What is a ‘User’ in GA4?
First thing first, users are not people!
Often we get asked “how many people did X on the site yesterday” or something like that, which is not possible to answer in Google Analytics 4 (GA4). GA4 doesn’t track people, it tracks users. But the reality is that users are the closest proxy we have to people, so we end up just using it anyway. And even rename it to ‘people’ in our reports and dashboards to prevent having this conversation each and every time…
Active Users vs. Total Users
GA4 defines an ‘active user’ as a person who has an engaged session, or when Analytics collects the first_visit from a website or first_open event from an app. So every new user and non-bouncing returning users are counted as ‘active’.
On the other hand, ‘total users’ is a total count of all users to the website and apps, regardless of their engagement or whether or not it’s their first time.
One of the major differences from Universal Analytics (UA) is that active users now take centre stage in Google Analytics 4. While most data from UA concentrates on total users, GA4 concentrates on active users.
Wherever you see the metric ‘Users’ in GA4, it is showing ‘Active Users’.
GA4 has four different ways to identify users:
User ID is the process of identifying the user yourself, and then sending that data into GA4 to use. This is only applicable if you have some way for a user to identify themselves, for example if they log into an account.
When a user registers for an account or logs in to an existing account, you can pass that user ID into GA4 to link all of their subsequent website or app events. As a result, you get a more full picture of how customers behave and interact with your company over time across different platforms (app and web), as well as across different browsers and devices.
You must manually implement User ID in your website and/or app tracking in order to use it with GA4. A user’s user ID is passed into GA4 via the ‘user_id’ user property. Sending this in with every event, GA4 connects all activities associated with that user ID to a single user profile, providing a more complete view of user behaviour.
Google Signals is an optional feature in GA4 that is used to connect your website and app data to Google’s own data. Part of this feature is used for identifying users by utilising data from logged-in Google users who have given permission to share their information.
Data thresholding may result when Google Signals data is used for user identification.

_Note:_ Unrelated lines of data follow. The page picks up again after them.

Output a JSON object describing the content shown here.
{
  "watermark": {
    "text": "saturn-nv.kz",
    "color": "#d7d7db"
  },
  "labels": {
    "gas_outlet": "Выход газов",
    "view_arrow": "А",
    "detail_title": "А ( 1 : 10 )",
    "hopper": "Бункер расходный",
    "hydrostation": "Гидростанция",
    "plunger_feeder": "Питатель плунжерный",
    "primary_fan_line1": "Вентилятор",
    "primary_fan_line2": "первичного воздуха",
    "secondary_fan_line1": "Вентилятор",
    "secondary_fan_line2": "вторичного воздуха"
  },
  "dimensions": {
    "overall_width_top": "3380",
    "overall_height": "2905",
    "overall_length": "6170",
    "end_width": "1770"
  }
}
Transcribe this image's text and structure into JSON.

In circumstances where Google Signals is enabled, you can avoid data thresholding by using the ‘device-based’ reporting identity.

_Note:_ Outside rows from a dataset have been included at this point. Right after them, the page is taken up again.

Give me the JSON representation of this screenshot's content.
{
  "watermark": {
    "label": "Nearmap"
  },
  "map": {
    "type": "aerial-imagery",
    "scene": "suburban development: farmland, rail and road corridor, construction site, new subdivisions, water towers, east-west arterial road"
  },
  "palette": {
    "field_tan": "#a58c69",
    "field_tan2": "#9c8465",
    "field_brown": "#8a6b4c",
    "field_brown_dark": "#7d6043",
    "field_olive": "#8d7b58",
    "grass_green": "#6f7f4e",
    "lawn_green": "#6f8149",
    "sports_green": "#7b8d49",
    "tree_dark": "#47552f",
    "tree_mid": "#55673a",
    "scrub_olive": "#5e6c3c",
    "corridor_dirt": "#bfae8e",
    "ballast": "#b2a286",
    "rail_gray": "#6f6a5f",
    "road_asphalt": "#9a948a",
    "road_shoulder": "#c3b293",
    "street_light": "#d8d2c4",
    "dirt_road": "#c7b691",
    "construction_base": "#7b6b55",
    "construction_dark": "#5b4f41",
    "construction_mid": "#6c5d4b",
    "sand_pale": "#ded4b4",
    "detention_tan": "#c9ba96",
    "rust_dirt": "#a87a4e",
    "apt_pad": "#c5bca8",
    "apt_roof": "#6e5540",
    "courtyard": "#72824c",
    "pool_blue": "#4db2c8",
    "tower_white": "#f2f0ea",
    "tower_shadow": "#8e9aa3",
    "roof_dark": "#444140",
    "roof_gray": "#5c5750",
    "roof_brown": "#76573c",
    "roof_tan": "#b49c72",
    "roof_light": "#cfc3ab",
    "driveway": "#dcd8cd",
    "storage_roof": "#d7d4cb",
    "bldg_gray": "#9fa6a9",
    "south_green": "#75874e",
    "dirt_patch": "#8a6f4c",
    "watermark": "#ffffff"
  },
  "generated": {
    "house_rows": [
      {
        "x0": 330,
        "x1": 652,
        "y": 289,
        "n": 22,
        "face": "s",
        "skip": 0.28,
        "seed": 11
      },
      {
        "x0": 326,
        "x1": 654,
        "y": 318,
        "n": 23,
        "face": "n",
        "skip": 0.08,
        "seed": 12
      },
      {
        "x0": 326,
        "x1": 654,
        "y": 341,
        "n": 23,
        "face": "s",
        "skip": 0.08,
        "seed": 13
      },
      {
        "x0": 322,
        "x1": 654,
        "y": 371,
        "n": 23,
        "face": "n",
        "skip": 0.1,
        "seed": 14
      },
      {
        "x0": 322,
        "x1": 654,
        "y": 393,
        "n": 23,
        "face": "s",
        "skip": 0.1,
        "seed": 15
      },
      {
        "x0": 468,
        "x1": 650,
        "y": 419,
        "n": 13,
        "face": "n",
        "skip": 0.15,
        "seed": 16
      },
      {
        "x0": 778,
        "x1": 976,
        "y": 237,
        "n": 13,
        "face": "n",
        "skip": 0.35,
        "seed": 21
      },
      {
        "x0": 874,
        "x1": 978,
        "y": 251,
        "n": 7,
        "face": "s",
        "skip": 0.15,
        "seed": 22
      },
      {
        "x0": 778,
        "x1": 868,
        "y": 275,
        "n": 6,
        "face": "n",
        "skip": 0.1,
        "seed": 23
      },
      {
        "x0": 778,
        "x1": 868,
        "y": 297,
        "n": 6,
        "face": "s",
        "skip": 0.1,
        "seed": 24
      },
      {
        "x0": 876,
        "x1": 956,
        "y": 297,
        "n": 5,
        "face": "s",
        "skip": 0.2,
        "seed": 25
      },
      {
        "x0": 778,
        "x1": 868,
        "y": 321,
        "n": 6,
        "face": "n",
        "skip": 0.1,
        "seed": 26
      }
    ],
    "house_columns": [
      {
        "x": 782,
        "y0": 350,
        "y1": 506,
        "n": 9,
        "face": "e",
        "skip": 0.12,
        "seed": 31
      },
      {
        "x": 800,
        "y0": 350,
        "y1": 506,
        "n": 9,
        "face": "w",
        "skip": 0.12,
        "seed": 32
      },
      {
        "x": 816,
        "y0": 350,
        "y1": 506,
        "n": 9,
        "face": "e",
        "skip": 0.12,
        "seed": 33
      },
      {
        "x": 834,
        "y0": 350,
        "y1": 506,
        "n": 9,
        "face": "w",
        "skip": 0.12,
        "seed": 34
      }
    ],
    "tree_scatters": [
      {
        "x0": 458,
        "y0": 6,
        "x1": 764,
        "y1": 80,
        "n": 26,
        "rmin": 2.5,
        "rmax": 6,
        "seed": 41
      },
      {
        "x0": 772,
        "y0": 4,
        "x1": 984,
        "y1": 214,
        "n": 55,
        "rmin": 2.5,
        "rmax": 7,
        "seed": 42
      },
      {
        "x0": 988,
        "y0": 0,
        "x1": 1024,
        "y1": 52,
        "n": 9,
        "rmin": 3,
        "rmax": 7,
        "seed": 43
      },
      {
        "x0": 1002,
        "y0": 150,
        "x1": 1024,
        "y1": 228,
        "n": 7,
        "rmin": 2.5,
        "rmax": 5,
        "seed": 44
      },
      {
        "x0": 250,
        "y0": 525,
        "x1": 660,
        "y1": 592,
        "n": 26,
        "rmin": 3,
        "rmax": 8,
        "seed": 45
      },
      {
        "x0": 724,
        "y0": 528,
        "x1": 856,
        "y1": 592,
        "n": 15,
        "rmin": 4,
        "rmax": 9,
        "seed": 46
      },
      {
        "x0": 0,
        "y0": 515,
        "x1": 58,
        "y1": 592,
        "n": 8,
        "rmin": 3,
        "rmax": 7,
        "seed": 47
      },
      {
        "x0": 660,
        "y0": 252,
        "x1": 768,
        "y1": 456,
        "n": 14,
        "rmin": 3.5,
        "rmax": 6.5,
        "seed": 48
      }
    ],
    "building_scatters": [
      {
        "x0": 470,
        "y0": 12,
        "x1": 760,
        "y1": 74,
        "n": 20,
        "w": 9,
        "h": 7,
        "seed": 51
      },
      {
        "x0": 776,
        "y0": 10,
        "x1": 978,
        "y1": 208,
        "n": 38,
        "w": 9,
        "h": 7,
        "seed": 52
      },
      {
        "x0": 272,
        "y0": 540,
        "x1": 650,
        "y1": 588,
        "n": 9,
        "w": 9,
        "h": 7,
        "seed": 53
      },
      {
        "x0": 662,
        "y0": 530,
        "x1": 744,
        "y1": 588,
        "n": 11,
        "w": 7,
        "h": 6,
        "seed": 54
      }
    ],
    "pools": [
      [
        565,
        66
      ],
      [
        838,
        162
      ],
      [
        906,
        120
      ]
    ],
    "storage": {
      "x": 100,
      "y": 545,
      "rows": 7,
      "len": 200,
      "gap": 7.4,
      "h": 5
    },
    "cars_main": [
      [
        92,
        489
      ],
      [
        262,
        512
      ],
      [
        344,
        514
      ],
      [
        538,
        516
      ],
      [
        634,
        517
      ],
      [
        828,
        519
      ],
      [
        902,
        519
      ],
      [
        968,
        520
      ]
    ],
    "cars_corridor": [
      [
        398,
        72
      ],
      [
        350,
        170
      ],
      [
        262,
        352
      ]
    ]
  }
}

Every user or device that interacts with your website or app is given a special identity called a ‘Device ID’ in GA4. It makes it possible for GA4 to distinguish between several users and sessions and to monitor user behaviour across various devices.
For websites, the Device ID is a first-party cookie called _ga which is placed on the user’s browser and contains the Client ID. The Client ID is thereafter provided to GA4 with each succeeding hit, enabling it to monitor the user’s behaviour over time for that browser.
In apps, it works almost exactly the same, but the Device ID is the App Instance ID.
This is GA4’s way to account for non-consented user data by using machine learning to ‘fill in the gaps’. We have written up a deep-dive all about how this works if you want to learn more.
Reporting identities in GA4
GA4 allows you to define what a user actually is. That is, what of the different identification methods should be used to deduplicate against. These are called Reporting Identities, and there are three available to use:
It is important to note, each of the three options will result in different counts for user-based metrics within the interface and in the Data API (i.e. in your Looker Studio dashboards). Changing the reporting identity does not permanently alter the underlying data in GA4, you’re free to change this as many times as you like and the data will be updated instantly across all the reports.
The blended reporting identity option loops between all four methods of user ID:
In order to distinguish between users and group events for reporting and exploration, it first employs the user ID. GA4 takes data from Google signals if it is available in the absence of a user ID. Analytics uses the device ID if neither the User-ID nor the Google Signals information is available. In the absence of a device ID (where consent if not granted), GA4 uses its machine learning modelling where possible.
The observed reporting identity utilises all trackable IDs, but excludes modelled data:
If a user ID is collected, it is used first. GA4 takes data from Google signals if it is available in the absence of a user ID. If neither are available, GA4 then uses the device ID.
The device-based reporting identity ignores any other IDs that are gathered, and only uses the device ID:
This approach aligns most closely with user calculation in Universal Analytics.